Im Nachgang der Sitzung der Arbeitsgruppe im Bundeskanzleramt zur Einführung einer Grundrente sagt der Landesvorsitzende der Thüringer SPD, Wolfgang Tiefensee: “Wir sind ein gutes Stück vorangekommen. Für uns Sozialdemokraten war und ist entscheidend, dass deutlich mehr Menschen, als die von der CDU vorgesehenen nur rund 150.000 bundesweit, eine Grundrente erhalten. Wir sollten den nun diskutierten Weg einer vereinfachten Einkommensprüfung auf Basis der bereits vorliegenden Steuerdaten verbunden mit einem vernünftigen Freibetrag und der Nichtanrechnung von Erspartem und Wohneigentum konsequent weitergehen. Die Frisörin, der Handwerksgeselle, die Facharbeiterin, die für einen viel zu geringen Lohn hart gearbeitet haben, dürfen nicht in die Grundsicherung fallen. Die habe ich im Blick, wenn ich für die Aufwertung ihrer Rentenpunkte kämpfe.
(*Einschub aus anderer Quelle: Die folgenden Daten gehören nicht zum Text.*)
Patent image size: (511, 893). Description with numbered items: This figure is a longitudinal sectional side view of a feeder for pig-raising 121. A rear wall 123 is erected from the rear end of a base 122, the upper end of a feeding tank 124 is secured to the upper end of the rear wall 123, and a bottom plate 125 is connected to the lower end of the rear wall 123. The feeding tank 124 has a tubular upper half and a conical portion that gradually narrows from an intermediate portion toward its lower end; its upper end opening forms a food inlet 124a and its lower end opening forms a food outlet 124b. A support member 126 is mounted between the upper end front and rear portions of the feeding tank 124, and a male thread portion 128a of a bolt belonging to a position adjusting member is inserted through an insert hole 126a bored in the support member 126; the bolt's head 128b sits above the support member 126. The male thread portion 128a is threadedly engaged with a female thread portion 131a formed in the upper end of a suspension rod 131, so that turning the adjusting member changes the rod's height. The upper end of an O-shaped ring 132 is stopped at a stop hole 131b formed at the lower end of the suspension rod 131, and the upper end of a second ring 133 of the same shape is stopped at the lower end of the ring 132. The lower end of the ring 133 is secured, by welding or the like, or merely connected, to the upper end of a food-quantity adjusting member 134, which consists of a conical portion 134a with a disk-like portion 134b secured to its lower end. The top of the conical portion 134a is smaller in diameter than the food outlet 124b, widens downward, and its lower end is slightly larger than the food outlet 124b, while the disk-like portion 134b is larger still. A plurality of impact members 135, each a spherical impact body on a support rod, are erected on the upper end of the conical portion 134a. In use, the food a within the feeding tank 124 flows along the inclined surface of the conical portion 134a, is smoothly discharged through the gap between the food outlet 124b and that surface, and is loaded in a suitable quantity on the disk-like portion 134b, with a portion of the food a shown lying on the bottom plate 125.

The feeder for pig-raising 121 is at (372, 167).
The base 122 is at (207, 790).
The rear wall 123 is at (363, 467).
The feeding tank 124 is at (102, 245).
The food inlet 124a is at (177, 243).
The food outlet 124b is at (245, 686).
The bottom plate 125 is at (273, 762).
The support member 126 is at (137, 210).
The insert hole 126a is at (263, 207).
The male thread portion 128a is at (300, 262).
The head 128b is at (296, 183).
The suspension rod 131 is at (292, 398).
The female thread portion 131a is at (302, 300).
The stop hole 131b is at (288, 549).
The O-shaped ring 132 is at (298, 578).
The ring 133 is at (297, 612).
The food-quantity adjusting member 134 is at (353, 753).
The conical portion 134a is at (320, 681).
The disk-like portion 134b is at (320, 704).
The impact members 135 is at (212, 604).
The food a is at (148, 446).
Die Menschen in Ostdeutschland – aber nicht nur hier – haben die Anerkennung ihrer Lebensleistung verdient. Ich erwarte nun von der Union, dass sie sich bewegt und nicht auf Zeit spielt.“

Zum Hintergrund sagt Tiefensee: “Die Grundrente ist für Thüringen und alle ostdeutschen Länder so wichtig, weil sich hier die Erwerbsbiografien vor allem aufgrund der wirtschaftlichen Umbruchsjahre gravierend von denen in den westlichen Bundesländern unterscheiden. Große Teile der Bevölkerung haben in den 1990er Jahren ihren Arbeitsplatz verloren, mussten umschulen und sich völlig neu beruflich orientieren. Das ist eine unglaubliche Leistung, die viele da erbracht haben. Dazu kam, dass viele auch gering bezahlte Tätigkeiten unterhalb ihrer Qualifikation übernommen haben und sich in prekären Beschäftigungsverhältnissen durchschlagen mussten. Ich habe höchsten Respekt vor diesen Lebensleistungen. Deshalb erwarte ich, dass sich dies auch in der Rente dieser Menschen ausdrückt. Das ist eine Frage des Respekts.”